Friday, January 25, 2008

The Problem with Bottled Water


Among the marketing success stories of recent years, surely one of the best must be the growth of bottled water, turning a generation away from their taps to the bottle.

With over 150 billion liters of bottled water consumed worldwide every year, the demand for the product is increasing dramatically, not least in countries where tap water has always been safe.

Top drinking countries are (in order) the United States (30 billion +) followed by Mexico, China and Brazil. Italy and Germany lead the way among the remaining industrialized nations, using over 10 billion liters of bottled water each.

The environmental impact of bottled water is considerable. Transporting it involves burning significant quantities of fossil fuels. Nearly a quarter of all bottled water crosses national borders to reach consumers, transported by boat, plane, train, and lorry.

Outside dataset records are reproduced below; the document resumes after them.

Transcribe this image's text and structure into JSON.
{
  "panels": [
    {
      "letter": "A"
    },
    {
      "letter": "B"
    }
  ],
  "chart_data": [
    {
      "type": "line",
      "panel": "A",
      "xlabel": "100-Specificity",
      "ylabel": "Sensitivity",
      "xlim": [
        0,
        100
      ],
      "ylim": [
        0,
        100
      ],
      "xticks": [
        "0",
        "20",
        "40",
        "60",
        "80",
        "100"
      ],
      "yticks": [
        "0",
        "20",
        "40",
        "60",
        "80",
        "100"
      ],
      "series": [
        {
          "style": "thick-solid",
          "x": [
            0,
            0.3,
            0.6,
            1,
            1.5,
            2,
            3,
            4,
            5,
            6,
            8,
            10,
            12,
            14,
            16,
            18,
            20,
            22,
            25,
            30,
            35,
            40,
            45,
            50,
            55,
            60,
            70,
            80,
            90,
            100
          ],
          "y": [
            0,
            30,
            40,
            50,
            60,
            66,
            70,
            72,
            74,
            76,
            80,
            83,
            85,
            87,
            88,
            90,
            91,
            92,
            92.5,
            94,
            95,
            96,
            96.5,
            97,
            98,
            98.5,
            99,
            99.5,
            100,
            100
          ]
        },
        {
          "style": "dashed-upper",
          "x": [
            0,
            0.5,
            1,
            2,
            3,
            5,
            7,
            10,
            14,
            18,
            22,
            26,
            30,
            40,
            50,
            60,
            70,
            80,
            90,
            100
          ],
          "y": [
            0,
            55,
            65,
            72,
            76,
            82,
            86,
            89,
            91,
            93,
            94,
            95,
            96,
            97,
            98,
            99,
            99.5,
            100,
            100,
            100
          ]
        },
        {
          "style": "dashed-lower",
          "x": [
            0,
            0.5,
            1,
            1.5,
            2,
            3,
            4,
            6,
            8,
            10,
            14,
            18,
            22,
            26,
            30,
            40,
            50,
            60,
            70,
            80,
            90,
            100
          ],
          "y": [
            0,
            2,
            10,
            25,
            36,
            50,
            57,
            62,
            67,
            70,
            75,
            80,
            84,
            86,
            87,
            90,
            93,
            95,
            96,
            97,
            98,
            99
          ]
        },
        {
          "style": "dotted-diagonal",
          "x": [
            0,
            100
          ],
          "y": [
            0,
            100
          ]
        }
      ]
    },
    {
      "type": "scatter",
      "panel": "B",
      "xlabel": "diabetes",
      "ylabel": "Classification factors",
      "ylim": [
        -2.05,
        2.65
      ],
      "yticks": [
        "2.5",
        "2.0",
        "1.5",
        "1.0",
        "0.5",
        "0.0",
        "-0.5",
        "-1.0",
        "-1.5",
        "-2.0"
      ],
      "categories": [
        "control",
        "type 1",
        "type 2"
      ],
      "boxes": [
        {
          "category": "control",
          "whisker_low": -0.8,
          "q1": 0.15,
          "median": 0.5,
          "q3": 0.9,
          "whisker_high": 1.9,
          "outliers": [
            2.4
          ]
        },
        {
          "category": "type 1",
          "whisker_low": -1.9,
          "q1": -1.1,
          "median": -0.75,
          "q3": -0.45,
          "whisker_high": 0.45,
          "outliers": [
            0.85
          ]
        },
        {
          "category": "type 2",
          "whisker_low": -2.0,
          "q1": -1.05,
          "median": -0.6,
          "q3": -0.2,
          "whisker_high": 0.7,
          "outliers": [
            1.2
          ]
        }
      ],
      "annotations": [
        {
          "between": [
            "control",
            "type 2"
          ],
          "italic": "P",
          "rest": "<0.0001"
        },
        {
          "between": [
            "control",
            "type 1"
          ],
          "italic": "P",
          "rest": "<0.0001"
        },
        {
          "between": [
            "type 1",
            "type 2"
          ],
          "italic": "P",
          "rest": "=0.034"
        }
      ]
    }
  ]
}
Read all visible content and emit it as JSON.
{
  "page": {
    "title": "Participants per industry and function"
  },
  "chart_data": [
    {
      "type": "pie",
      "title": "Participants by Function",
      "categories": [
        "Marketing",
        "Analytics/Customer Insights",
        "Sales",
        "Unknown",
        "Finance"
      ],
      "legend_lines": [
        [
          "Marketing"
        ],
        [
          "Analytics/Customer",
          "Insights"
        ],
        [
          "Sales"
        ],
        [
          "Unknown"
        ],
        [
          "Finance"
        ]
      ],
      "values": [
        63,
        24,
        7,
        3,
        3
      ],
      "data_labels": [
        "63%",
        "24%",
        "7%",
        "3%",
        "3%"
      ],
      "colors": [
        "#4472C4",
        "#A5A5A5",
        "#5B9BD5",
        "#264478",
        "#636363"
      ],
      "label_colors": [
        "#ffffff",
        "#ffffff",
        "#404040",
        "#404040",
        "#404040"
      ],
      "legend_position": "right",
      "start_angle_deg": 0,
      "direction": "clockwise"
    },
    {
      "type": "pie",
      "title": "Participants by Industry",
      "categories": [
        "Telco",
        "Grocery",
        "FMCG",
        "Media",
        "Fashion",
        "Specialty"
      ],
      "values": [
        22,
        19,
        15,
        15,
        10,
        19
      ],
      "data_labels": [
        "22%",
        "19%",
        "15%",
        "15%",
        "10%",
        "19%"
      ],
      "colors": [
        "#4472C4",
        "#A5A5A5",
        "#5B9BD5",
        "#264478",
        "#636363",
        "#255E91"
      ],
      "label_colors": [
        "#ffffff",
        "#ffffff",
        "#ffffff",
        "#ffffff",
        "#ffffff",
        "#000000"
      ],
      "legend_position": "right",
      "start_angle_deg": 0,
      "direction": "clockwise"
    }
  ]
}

Fossil fuels are also used in the packaging of water. PET plastic is derived from crude oil. The United States alone uses more than 1.5 million barrels of oil each year, enough to fuel about some 100,000 cars for year. Worldwide, 3 million tons of plastic are used to bottle water each year.

The bottles themselves, when land-filled, can take up yo 1,000 years to bio-degrade. When incinerated, they release several toxic by-products, especially chlorine gas. Although recycling of PET products is increasing, some of this product is transported long distance - thus adding to fossil fuel consumption. Remarkably, almost 40 percent of recycled American PET bottles were actually exported - some as far as China!

The UN Millennium Development Goal for environmental sustainability calls for halving the proportion of people lacking sustainable access to safe drinking water by 2015. Meeting this goal would cost about $30 a year - double what is currently spent worldwide on water supply and sanitation.

Meanwhile, approximately $100 billion is spent each year on bottled water.

I think it's time we got re-acquainted with our kitchen tap.